February 28, 2012

Album Review | The Ting Tings – Sounds from Nowheresville



You might have heard of The Ting Tings, you've just never heard of The Ting Tings. In 2008, their single “Shut and Let Me Go” became one of those songs that appeared in iPod commercials, movies, television and even got the band a coveted gig on Saturday Night Live. It became one of those songs you'd hear at the mall, the grocery store, maybe that odd time you went to your local dollar store, and you kind of just knew it, but you never really asked who sung it.

Now in 2012, The Ting Tings – made up of duo Katie White and Jules de Martino – return with their second studio album Sounds from Nowheresville, an album that feels like a duplicate of something you've probably heard before, probably in 2009. Sounds is an album filled with songs that you might hear as the soundtrack of an edgy commercial from your local bank, songs that have enough of a generic framework to it that they could be used for just about anything. However, Sounds is also a record that doesn't settle for being just a copy cat. Instead, White and de Martino, not happy with just providing a lesser version of a better song you've heard before, also seem to make sure that no one will dare compare them to someone else if they make an album meant to induce internal bleeding.

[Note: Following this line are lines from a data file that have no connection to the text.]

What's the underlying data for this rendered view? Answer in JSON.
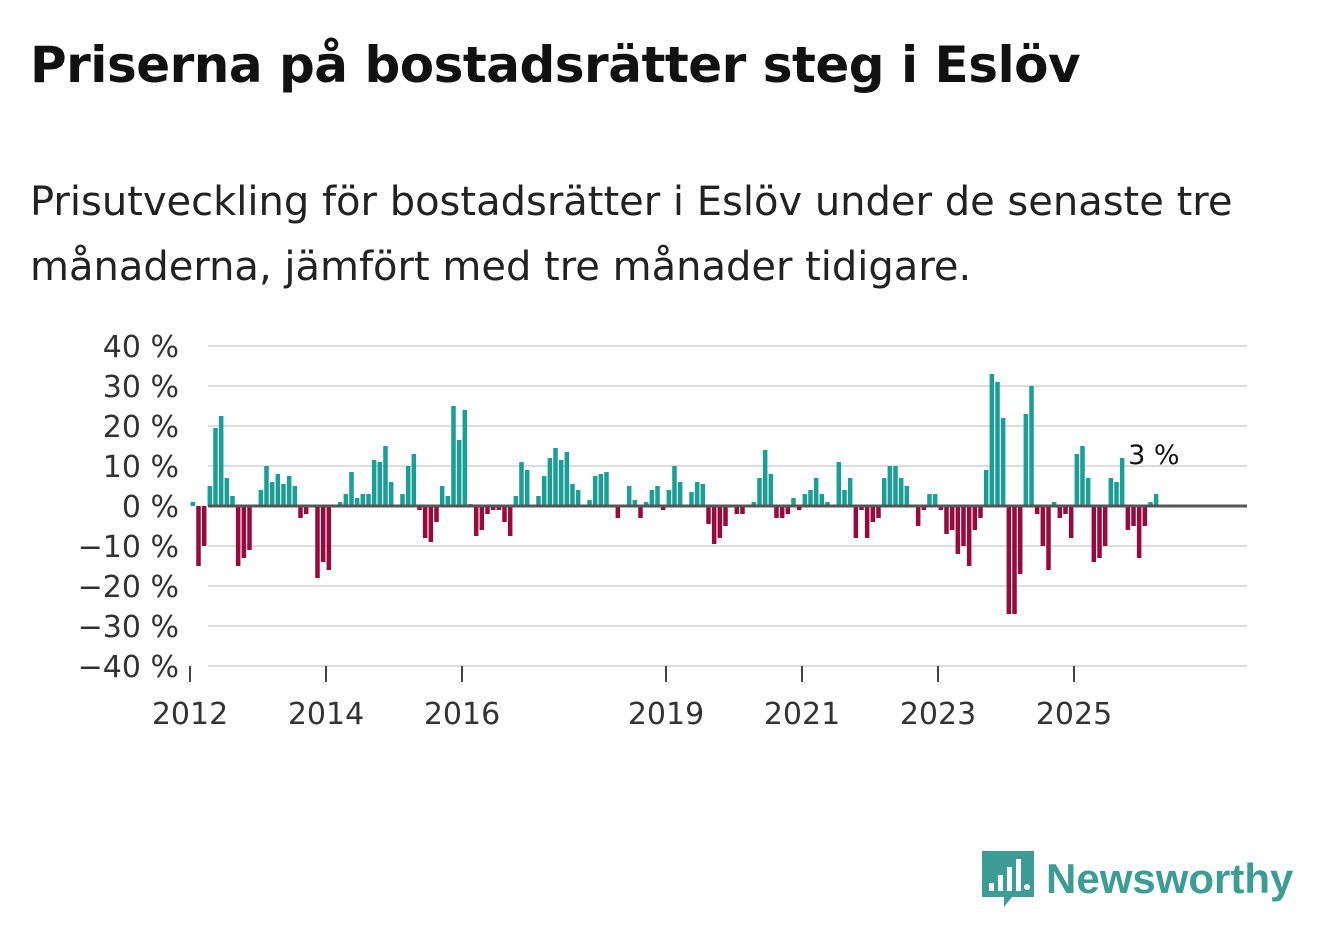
{
  "page": {
    "title": "Priserna på bostadsrätter steg i Eslöv",
    "subtitle": "Prisutveckling för bostadsrätter i Eslöv under de senaste tre månaderna, jämfört med tre månader tidigare."
  },
  "colors": {
    "positive": "#1a9e96",
    "negative": "#970a3c",
    "grid": "#dddddd",
    "zero_line": "#555555",
    "logo": "#3d9c95"
  },
  "logo": {
    "name": "Newsworthy",
    "icon": "bar-chart-speech-bubble-icon"
  },
  "chart_data": {
    "type": "bar",
    "title": "Priserna på bostadsrätter steg i Eslöv",
    "xlabel": "",
    "ylabel": "",
    "ylim": [
      -40,
      40
    ],
    "yticks": [
      40,
      30,
      20,
      10,
      0,
      -10,
      -20,
      -30,
      -40
    ],
    "ytick_labels": [
      "40 %",
      "30 %",
      "20 %",
      "10 %",
      "0 %",
      "−10 %",
      "−20 %",
      "−30 %",
      "−40 %"
    ],
    "start": "2011-01",
    "xticks": [
      "2012",
      "2014",
      "2016",
      "2019",
      "2021",
      "2023",
      "2025"
    ],
    "grid": true,
    "annotation": "3 %",
    "values": [
      null,
      null,
      null,
      null,
      null,
      null,
      null,
      null,
      null,
      null,
      null,
      null,
      1,
      -15,
      -10,
      5,
      19.5,
      22.5,
      7,
      2.5,
      -15,
      -13,
      -11,
      0,
      4,
      10,
      6,
      8,
      5.5,
      7.5,
      5,
      -3,
      -2,
      0,
      -18,
      -14,
      -16,
      0,
      1,
      3,
      8.5,
      2,
      3,
      3,
      11.5,
      11,
      15,
      6,
      0,
      3,
      10,
      13,
      -1,
      -8,
      -9,
      -4,
      5,
      2.5,
      25,
      16.5,
      24,
      0.5,
      -7.5,
      -6,
      -2,
      -1,
      -1,
      -4,
      -7.5,
      2.5,
      11,
      9,
      0,
      2.5,
      7.5,
      12,
      14.5,
      11.5,
      13.5,
      5.5,
      4,
      0,
      1.5,
      7.5,
      8,
      8.5,
      0,
      -3,
      0,
      5,
      1.5,
      -3,
      1,
      4,
      5,
      -1,
      4,
      10,
      6,
      0,
      3.5,
      6,
      5.5,
      -4.5,
      -9.5,
      -8,
      -5,
      0,
      -2,
      -2,
      0,
      1,
      7,
      14,
      8,
      -3,
      -3,
      -2,
      2,
      -1,
      3,
      4,
      7,
      3,
      1,
      0,
      11,
      4,
      7,
      -8,
      -1,
      -8,
      -4,
      -3,
      7,
      10,
      10,
      7,
      5,
      0,
      -5,
      -1,
      3,
      3,
      -1,
      -7,
      -6,
      -12,
      -10,
      -15,
      -6,
      -3,
      9,
      33,
      31,
      22,
      -27,
      -27,
      -17,
      23,
      30,
      -2,
      -10,
      -16,
      1,
      -3,
      -2,
      -8,
      13,
      15,
      7,
      -14,
      -13,
      -10,
      7,
      6,
      12,
      -6,
      -5,
      -13,
      -5,
      1,
      3
    ]
  }
}
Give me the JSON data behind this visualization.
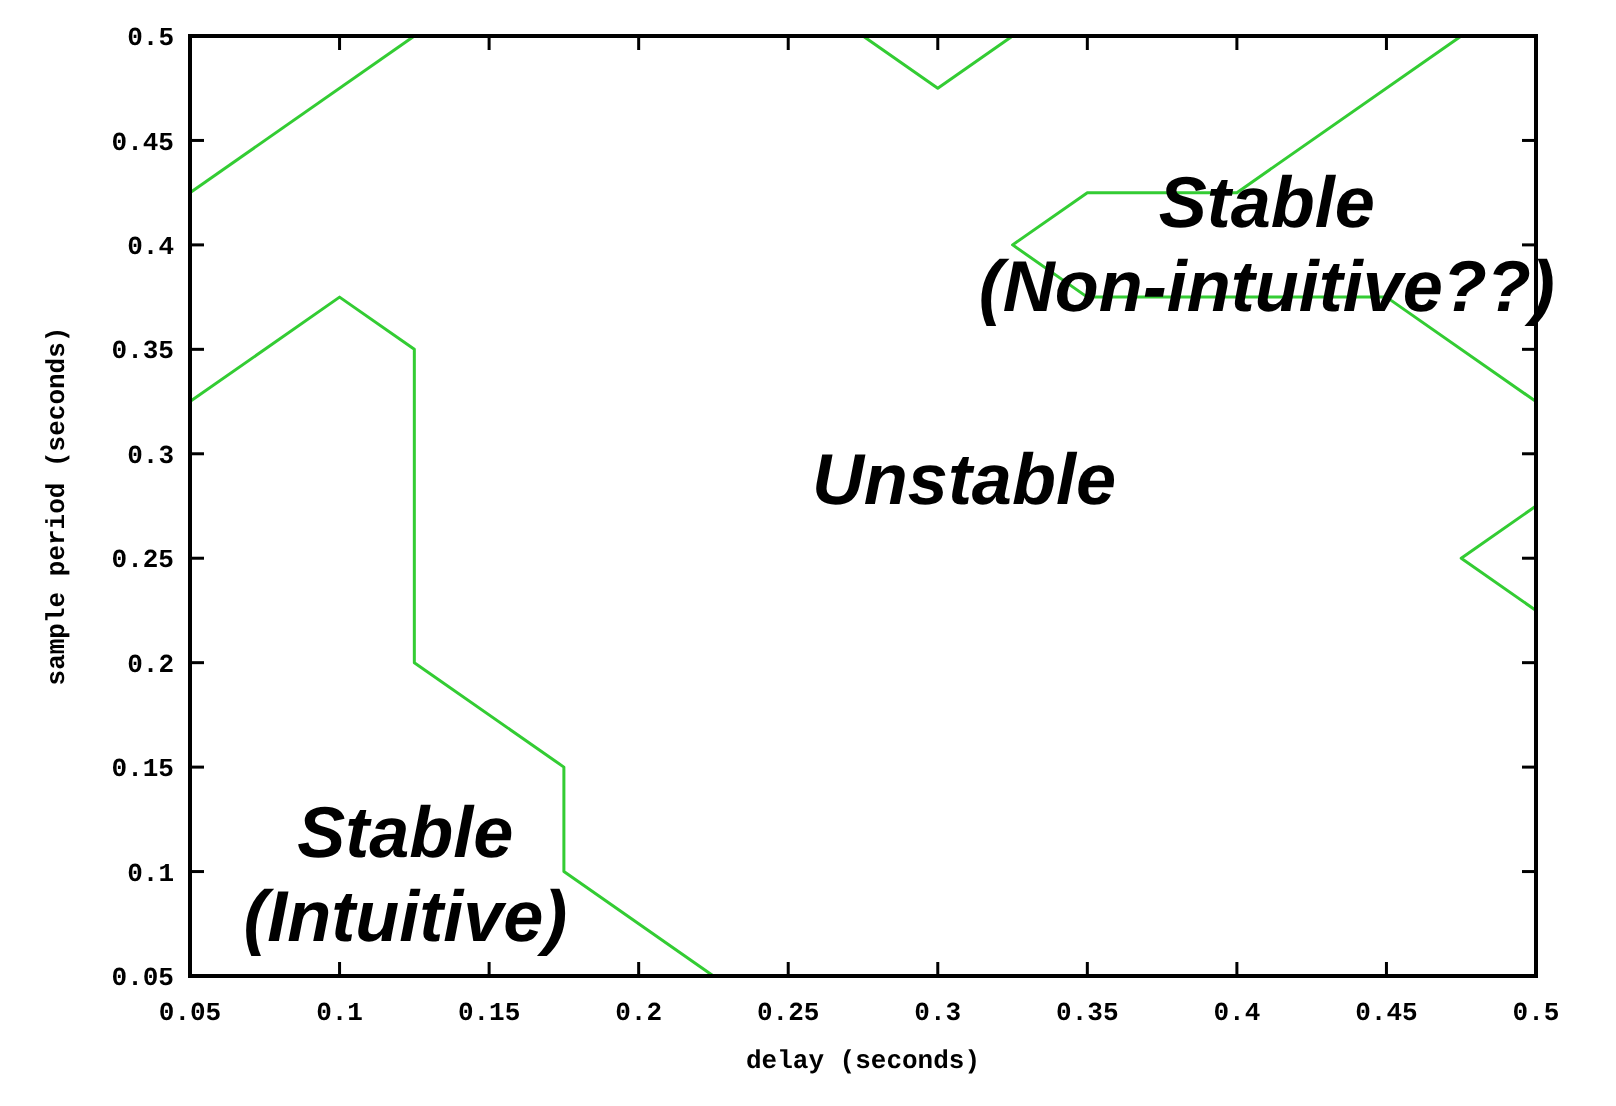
{
  "chart_data": {
    "type": "line",
    "xlabel": "delay (seconds)",
    "ylabel": "sample period (seconds)",
    "xlim": [
      0.05,
      0.5
    ],
    "ylim": [
      0.05,
      0.5
    ],
    "xticks": [
      0.05,
      0.1,
      0.15,
      0.2,
      0.25,
      0.3,
      0.35,
      0.4,
      0.45,
      0.5
    ],
    "yticks": [
      0.05,
      0.1,
      0.15,
      0.2,
      0.25,
      0.3,
      0.35,
      0.4,
      0.45,
      0.5
    ],
    "grid": false,
    "marker": "none",
    "line_style": "solid",
    "series": [
      {
        "color": "#33cc33",
        "x": [
          0.05,
          0.125
        ],
        "values": [
          0.425,
          0.5
        ]
      },
      {
        "color": "#33cc33",
        "x": [
          0.275,
          0.3,
          0.325
        ],
        "values": [
          0.5,
          0.475,
          0.5
        ]
      },
      {
        "color": "#33cc33",
        "x": [
          0.475,
          0.4,
          0.35,
          0.325,
          0.35,
          0.45,
          0.5
        ],
        "values": [
          0.5,
          0.425,
          0.425,
          0.4,
          0.375,
          0.375,
          0.325
        ]
      },
      {
        "color": "#33cc33",
        "x": [
          0.5,
          0.475,
          0.5
        ],
        "values": [
          0.275,
          0.25,
          0.225
        ]
      },
      {
        "color": "#33cc33",
        "x": [
          0.05,
          0.1,
          0.125,
          0.125,
          0.175,
          0.175,
          0.225
        ],
        "values": [
          0.325,
          0.375,
          0.35,
          0.2,
          0.15,
          0.1,
          0.05
        ]
      }
    ],
    "annotations": [
      "Unstable",
      "Stable\n(Non-intuitive??)",
      "Stable\n(Intuitive)"
    ]
  }
}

There are moments when The Tings Tings' Sounds moves away from imitation to something that just seems like pure parody. Songs like “Give It Back” hint at a production that would make LCD Soundsystem fans gently bob their head, yet when the vocals start, White and de Martino seem to be evoking the sound of The Kills' Midnight Boom but miss all the spunk and genuine ferocity that made Boom a solid album. Here on Sounds, we get White and de Martino doing their best to sing with a snarl and instead just seem to be shrieking because someone – someone who clearly hates ears – told them that shrieking is “punk-rock.”

And that's the problem with Sounds. While White and de Martino might yell, scream and holler, they don't really seem to have any emotional motivation behind their songs, they don't really seem to believe their own message that they're trying to sell.

The yelling only continues with the atrocious speak-singing of “Guggenheim,” a song that tries to sell a broken hearted romance that even when White starts yelling the chorus, sounds more deadpan than anything else on the album. It's a disgusting mess that makes you grit your teeth and wonder, “girl, who let you believe this was good?”

And that's when you see it: that Jules de Martino – one half of The Ting Tings – produced the entire album himself. With Sounds, you get a sense that the band could've used an outsider's perspective. Clocking in at under thirty-five minutes, Sounds feels much longer than it really is, and only shows promise in a few places. Tracks like “Hit Me Down Sonny” feels remotely playful, White almost finding a balance in her vocals between spunky and screechy. The quasi ballad “Day to Day” also holds some potential. But even with these tracks, Sounds from Nowheresville is a telling name, and you almost wish these songs stayed in its fabricated place of origin. A place that feels desolate, dismal and sparse; yet a place that still feels more lively and spirited than this album.